‘A lot of tension’ at COD after long contract battle
Updated: July 29, 2012 6:07AM
Hard feelings still linger around the College of DuPage campus concerning the recently concluded contract negotiations between faculty and the college administration.
It took 16 months before an agreement was reached with the college’s full-time faculty.
College of DuPage Faculty Association President Glenn Hansen said the feeling among faculty members can be seen in the number of employees leaving COD.
“It is a staggering number ...,” he said. “As I’ve said before, we should be asking why our most experienced staff is leaving.”
The new contract runs through 2015 and gives faculty a 3.43 percent salary increase, but seems to give both sides something to claim as victory.
The association had already accepted several concessions, including giving up a retirement bonus that had some faculty getting a year’s salary right before and after they retired, agreeing that single teachers would pay the same 20 percent co-pay for their health insurance as their married colleagues and paying one-third tuition for classes taken on campus instead of being able to take the classes for free.
But association members balked at adjusting the reimbursement for teaching summer school; changing the pay for teaching non-traditional classes, such as photography and art; and allowing the administration to adjust benefits without a vote by the rank and file.
Except for some minor adjustments for the number of students allowed to be taught by each teacher in a semester, the pay for all manner of instruction stays the same.
The final agreement on summer school pay sees some teachers lose and others make out a little better.
Hansen gave the contract a somewhat less than ringing endorsement, saying, “it is not a good contract, but it is the best that both sides could agree to in good faith,” noting that only 196 out of 292 full-time faculty supported it.
Anthropology professor John Staeck lambasted the administration for money invested in the Waterleaf Restaurant on campus, asking how much money the college put into it as opposed to COD’s honors program.
“All of your energies over the last two or three years have been directed into money,” he said. “You have no product without education.”

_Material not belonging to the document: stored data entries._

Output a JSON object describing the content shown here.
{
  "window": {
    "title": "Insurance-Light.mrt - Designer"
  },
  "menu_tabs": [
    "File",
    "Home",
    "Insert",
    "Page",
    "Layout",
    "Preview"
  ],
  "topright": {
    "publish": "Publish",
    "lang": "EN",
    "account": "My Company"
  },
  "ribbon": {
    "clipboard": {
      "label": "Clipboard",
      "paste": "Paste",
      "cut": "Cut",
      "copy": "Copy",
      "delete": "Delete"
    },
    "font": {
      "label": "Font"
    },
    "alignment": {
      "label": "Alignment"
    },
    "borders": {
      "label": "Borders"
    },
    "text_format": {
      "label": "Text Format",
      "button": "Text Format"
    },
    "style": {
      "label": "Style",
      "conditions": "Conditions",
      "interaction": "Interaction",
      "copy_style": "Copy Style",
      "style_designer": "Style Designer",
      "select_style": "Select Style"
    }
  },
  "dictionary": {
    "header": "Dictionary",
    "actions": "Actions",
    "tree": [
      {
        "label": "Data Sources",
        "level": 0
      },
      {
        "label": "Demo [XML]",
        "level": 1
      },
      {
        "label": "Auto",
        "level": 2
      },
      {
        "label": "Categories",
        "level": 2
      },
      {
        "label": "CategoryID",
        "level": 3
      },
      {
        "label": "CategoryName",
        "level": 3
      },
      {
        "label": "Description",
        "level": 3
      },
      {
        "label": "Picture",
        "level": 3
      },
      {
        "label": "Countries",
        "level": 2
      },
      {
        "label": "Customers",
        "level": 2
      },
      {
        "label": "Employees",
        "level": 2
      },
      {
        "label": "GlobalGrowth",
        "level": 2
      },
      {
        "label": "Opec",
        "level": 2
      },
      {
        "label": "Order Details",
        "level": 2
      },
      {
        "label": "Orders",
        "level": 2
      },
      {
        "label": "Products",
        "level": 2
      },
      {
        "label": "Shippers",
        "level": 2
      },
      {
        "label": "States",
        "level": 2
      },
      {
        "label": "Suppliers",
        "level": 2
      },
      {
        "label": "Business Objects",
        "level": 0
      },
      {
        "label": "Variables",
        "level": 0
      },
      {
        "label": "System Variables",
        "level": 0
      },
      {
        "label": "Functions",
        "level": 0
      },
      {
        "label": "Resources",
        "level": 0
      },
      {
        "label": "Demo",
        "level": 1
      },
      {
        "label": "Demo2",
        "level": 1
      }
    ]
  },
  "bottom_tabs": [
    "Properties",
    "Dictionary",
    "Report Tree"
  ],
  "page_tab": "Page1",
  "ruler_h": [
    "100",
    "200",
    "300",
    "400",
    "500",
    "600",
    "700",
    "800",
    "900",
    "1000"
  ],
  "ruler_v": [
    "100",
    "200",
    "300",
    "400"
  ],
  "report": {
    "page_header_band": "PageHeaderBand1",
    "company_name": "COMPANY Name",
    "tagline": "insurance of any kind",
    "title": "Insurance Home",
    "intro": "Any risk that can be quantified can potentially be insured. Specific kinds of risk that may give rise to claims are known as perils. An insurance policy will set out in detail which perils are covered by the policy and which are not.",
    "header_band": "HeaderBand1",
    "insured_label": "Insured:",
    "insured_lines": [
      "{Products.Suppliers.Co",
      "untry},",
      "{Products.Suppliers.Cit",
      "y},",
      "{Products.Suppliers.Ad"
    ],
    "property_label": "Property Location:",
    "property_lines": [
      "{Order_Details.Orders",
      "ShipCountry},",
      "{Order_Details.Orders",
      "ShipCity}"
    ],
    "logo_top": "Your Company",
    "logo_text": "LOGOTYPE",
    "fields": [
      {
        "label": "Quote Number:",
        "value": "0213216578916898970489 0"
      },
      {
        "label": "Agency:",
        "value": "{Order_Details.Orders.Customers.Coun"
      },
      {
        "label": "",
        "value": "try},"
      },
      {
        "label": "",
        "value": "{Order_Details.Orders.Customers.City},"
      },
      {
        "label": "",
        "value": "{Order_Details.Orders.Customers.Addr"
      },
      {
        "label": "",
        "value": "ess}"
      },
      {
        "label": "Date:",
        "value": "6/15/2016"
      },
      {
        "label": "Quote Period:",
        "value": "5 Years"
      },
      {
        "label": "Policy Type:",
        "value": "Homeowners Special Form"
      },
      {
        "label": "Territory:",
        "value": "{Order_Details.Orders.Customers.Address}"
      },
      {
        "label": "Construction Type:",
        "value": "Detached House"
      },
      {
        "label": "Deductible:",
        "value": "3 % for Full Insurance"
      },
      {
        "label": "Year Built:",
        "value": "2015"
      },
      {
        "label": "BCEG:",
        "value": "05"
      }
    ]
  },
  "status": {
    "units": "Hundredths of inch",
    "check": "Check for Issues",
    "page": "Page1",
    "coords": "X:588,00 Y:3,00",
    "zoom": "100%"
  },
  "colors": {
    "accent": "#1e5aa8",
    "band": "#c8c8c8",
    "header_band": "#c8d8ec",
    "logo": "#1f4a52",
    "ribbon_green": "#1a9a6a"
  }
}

When Staeck suggest to the board that they pay close attention to President Robert Breuder’s record at COD, board members hit right back.
Trustee Kim Savage pointed out the culinary and hospitality students who benefited from Waterleaf, and board Chairman Dave Carlin noted that, despite Staeck’s charge that Breuder neglected teaching, 80 percent of the money spent by the college went to salaries.
Breuder himself strongly defended the money spent on the Waterleaf Restaurant, stressing that it was built to the specifications of the faculty of the Culinary and Hospitality Department.
Carlin said that he was disappointed that the two sides could not get beyond some of the heated rhetoric of the negotiations and said the board never saw the negotiations as a battle.
Hansen acknowledged the strained relations caused by the process.
“There’s a lot of tension,” he said. “This is is not (going to be) kiss and make up.”